Home Latest News Pakistan Urges Afghanistan to Deliver on Promise of Not Permitting Terrorism

Pakistan Urges Afghanistan to Deliver on Promise of Not Permitting Terrorism

In weekly briefing, Foreign Office rubbishes Indian media reports about halt to Neelum-Jhelum hydropower project

by Staff Report
Pakistan's Ministry of Foreign Affairs

File photo

Foreign Office spokesman Asim Iftikhar on Thursday said Pakistan has formally raised with Afghan officials the issue of U.N.-designated Masood Azhar hiding in their country, stressing Islamabad and the global community have sufficient reason to believe there are still ungoverned spaces within Afghanistan that terrorists are using as safe havens.

Noting Azhar was a proclaimed offender in Pakistan, who was wanted in numerous terrorism-related cases, Iftikhar said multiple deadly cross-border terrorist attacks from Afghanistan had increased Pakistan’s legitimate concerns about the presence of terrorist safe havens in the war-torn state.
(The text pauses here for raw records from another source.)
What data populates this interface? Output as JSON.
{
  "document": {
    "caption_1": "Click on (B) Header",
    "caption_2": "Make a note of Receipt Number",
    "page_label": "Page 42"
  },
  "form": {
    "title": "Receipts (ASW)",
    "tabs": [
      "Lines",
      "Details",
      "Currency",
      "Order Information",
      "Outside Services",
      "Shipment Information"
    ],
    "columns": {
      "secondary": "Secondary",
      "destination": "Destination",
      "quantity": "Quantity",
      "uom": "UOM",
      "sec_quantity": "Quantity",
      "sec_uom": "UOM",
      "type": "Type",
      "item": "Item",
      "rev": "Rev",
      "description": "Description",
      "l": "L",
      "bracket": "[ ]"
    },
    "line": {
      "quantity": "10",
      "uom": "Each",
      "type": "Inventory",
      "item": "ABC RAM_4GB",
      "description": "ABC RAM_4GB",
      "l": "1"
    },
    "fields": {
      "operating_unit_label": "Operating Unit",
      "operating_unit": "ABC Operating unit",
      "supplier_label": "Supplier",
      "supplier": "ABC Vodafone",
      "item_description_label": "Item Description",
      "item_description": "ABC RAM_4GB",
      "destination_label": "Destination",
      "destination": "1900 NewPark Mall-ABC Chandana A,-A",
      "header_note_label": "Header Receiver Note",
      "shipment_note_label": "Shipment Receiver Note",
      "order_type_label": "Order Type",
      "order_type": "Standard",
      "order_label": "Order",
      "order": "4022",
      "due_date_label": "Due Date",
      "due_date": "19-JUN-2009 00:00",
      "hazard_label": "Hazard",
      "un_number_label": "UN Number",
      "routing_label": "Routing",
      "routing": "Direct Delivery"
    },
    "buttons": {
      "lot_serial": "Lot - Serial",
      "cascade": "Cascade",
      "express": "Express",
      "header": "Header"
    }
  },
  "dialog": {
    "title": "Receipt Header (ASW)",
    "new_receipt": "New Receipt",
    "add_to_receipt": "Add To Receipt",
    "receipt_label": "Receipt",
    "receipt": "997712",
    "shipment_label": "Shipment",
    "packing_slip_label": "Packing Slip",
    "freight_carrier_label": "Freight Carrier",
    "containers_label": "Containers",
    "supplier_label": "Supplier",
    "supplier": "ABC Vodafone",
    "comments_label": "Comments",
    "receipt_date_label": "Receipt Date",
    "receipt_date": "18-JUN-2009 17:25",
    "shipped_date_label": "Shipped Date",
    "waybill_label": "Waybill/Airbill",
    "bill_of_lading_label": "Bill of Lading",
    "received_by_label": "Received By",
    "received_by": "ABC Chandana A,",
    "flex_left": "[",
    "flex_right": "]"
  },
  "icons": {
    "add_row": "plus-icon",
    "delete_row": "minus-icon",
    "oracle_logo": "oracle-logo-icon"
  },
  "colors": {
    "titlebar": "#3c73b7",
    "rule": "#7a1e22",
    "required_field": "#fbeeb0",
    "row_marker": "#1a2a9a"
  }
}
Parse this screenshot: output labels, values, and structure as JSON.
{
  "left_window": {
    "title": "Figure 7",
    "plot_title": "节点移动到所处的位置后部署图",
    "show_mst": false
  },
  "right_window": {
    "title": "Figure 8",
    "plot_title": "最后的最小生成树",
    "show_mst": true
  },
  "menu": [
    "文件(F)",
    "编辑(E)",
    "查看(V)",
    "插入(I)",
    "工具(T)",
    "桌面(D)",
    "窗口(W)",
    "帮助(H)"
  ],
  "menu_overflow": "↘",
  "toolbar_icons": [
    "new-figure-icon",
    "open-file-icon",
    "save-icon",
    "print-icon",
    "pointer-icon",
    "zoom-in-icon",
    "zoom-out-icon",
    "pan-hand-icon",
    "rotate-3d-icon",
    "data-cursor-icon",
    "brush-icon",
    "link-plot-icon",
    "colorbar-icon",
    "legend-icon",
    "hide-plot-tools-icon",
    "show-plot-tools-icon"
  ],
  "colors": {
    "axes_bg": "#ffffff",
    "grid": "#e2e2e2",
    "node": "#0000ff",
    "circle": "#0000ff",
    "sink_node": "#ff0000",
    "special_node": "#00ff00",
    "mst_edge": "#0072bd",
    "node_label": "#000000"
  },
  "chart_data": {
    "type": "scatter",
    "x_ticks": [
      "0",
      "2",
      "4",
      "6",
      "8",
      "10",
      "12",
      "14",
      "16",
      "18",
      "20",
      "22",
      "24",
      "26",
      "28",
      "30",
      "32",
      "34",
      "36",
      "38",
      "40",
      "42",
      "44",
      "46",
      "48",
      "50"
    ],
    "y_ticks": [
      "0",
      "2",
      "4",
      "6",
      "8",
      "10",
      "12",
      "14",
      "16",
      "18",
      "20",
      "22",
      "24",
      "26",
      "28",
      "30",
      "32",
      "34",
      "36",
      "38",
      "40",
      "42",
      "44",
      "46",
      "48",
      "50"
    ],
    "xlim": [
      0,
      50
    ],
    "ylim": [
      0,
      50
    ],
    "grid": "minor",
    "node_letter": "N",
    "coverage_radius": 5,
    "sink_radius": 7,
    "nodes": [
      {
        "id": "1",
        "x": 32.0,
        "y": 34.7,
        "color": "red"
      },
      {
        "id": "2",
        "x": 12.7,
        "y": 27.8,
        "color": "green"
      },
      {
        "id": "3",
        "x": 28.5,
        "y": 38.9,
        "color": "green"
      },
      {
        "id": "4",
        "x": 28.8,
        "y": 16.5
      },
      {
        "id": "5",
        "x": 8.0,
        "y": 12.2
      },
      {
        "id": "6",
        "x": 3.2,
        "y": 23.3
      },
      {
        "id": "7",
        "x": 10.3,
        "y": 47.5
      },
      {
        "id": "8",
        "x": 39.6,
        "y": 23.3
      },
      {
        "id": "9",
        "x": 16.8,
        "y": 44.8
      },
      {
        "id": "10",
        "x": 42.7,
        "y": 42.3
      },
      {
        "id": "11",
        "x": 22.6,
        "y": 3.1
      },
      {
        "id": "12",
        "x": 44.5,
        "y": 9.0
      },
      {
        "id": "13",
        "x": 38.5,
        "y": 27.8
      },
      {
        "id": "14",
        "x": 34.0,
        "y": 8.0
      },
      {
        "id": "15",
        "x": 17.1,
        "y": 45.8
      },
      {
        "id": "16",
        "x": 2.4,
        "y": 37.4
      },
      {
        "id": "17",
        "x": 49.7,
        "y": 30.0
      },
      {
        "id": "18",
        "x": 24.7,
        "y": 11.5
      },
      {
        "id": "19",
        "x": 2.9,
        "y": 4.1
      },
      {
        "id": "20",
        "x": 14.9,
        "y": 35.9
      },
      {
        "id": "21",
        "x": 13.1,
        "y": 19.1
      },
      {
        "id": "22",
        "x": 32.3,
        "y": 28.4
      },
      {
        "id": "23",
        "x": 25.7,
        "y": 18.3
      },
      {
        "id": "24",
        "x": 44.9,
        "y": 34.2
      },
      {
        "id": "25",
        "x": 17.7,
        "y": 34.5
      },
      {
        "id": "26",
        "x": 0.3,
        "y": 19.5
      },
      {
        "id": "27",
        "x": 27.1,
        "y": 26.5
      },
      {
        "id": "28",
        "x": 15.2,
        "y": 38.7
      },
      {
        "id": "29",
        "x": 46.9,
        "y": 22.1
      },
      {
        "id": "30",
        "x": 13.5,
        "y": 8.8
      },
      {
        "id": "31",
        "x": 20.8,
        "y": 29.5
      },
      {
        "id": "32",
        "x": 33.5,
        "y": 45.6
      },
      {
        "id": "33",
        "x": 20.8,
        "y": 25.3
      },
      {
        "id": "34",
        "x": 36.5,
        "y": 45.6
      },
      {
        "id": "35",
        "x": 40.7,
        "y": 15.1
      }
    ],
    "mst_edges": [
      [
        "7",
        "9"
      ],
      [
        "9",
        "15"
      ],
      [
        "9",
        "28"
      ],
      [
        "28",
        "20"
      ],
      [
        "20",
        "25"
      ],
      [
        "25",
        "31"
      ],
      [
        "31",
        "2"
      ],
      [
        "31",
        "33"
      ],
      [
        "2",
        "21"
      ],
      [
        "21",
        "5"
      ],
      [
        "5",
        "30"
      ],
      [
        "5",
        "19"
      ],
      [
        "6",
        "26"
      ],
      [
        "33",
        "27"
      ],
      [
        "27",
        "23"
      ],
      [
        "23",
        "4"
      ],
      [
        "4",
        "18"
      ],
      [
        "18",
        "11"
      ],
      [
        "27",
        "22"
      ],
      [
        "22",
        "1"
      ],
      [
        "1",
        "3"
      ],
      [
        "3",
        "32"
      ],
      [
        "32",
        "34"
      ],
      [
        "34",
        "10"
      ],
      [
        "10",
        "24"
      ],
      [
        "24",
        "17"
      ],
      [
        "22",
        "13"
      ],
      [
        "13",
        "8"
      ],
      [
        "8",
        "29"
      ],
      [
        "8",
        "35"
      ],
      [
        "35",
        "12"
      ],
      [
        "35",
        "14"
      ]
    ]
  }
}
He urged Kabul to take concrete and verifiable actions to deliver on assurances that they would not allow anyone to use Afghan soil against any country.

A Taliban spokesman, a day earlier, said reports about Azhar hiding in Afghanistan were false, adding that such terrorist organizations could only operate on Pakistan’s soil.

Neelum-Jhelum

In his briefing, the Foreign Office spokesman rejected Indian media reports alleging Chinese engineers and staff had abandoned repair work on the 969MW Neelum-Jhelum hydropower project. Accusing India of “fake news,” he said a fault had been detected in the project and it was currently undergoing remedial works.

Stressing that work was proceeding smoothly and the project was estimated to be completed in 2023, he said reports of work stoppage were aimed at misleading the public and also served as propaganda meant to fuel controversy between Pakistan and China. Such efforts, he emphasized, would fail, as Beijing and Islamabad were all-weather strategic cooperative partners.

The spokesman also discussed the ongoing human rights abuses in India-held Kashmir, saying three more young Kashmiris had been martyred in fake encounters, bringing to 670 the total number of people killed since Aug. 5, 2019; and 150 since the start of this year.

“Today the Indian Illegally Occupied Jammu and Kashmir (IIOJK) is the world’s most heavily militarized zone, which has in fact been turned into the world’s largest prison—where people are not allowed to speak freely; APHC leadership, youth, journalists, civil society and human rights defenders are jailed and silenced,” he said, and urged the global community to hold India accountable for its gross and systematic violations of human rights in IIOJK.